Plan de continuation : la contestation du montant d'une créance justifie le refus de sa résolution et permet sa prolongation au-delà du terme initial (CA. com. Casablanca 2024)
La contestation du montant d'une créance justifie le refus de résolution d'un plan de continuation et permet sa prolongation au-delà du terme initial.
Points clés
- Contestation de créance justifie refus de résolution du plan.
- Possibilité de prolongation du plan de continuation.

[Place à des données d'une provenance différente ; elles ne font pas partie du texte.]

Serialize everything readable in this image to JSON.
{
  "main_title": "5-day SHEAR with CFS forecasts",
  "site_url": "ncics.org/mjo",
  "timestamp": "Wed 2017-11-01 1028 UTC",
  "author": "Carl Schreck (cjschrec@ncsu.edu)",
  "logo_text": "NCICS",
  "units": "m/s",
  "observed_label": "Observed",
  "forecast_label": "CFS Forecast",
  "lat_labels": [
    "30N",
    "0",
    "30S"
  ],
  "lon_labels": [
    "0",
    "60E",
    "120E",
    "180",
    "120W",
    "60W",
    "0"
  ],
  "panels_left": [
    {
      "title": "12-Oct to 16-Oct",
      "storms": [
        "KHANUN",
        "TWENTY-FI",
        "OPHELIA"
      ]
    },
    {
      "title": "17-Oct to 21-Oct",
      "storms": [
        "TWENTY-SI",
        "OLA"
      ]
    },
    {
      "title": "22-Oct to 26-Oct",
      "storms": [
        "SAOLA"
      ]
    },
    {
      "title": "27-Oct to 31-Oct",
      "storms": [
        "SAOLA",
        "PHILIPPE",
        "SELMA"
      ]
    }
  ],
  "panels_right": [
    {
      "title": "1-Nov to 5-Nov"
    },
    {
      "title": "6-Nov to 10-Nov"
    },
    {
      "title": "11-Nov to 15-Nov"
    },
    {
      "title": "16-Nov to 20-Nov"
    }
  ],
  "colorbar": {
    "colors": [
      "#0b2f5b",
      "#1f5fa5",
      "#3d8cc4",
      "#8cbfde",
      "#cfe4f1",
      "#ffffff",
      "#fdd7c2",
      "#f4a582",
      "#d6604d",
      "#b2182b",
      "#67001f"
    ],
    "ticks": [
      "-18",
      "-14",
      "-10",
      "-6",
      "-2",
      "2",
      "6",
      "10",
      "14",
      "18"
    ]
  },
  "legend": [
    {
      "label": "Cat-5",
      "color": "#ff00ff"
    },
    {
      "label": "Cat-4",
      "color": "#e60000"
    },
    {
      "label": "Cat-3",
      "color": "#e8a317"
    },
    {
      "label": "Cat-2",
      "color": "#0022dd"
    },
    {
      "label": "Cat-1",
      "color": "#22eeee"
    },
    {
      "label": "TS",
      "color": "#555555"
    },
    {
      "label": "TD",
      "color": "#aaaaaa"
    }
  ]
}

- Protection du débiteur en cas de créances litigieuses.
Résumé
La Cour d'Appel de Commerce de Casablanca statue que la contestation sérieuse du montant d'une créance est un motif légitime pour refuser la résolution d'un plan de continuation. Cette situation permet également la prolongation du plan au-delà de sa durée initialement prévue. Cette décision vise à protéger le débiteur en difficulté en lui offrant plus de temps pour restructurer ses dettes lorsque des créances sont litigieuses, assurant ainsi la viabilité du plan de redressement.
Texte
Saisi d'un appel contre un jugement ayant prolongé la durée d'un plan de continuation, la cour d'appel de commerce se prononce sur les conditions de résolution de ce plan pour inexécution. Le tribunal de commerce avait maintenu le plan et étendu sa durée à huit ans, retenant que la créance principale du passif était encore litigieuse. Le créancier appelant soulevait l'expiration du délai initial du plan et le défaut de paiement des échéances, soutenant que ces manquements imposaient la résolution du plan et l'ouverture d'une liquidation judiciaire en application de l'article 634 du code de commerce. La cour écarte ce moyen en relevant que la créance n'a été définitivement arrêtée par une décision de la Cour de cassation qu'après le prononcé du jugement de première instance. Elle retient que le débiteur avait honoré ses autres engagements et procédé au paiement des échéances sur la base du montant de la créance non contesté, en consignant les fonds refusés par le créancier. Dès lors, la cour considère que le premier juge a pu, dans l'exercice de son pouvoir d'appréciation de la situation de l'entreprise, prolonger la durée du plan pour permettre l'apurement du passif nouvellement consolidé. Le jugement entrepris est en conséquence confirmé.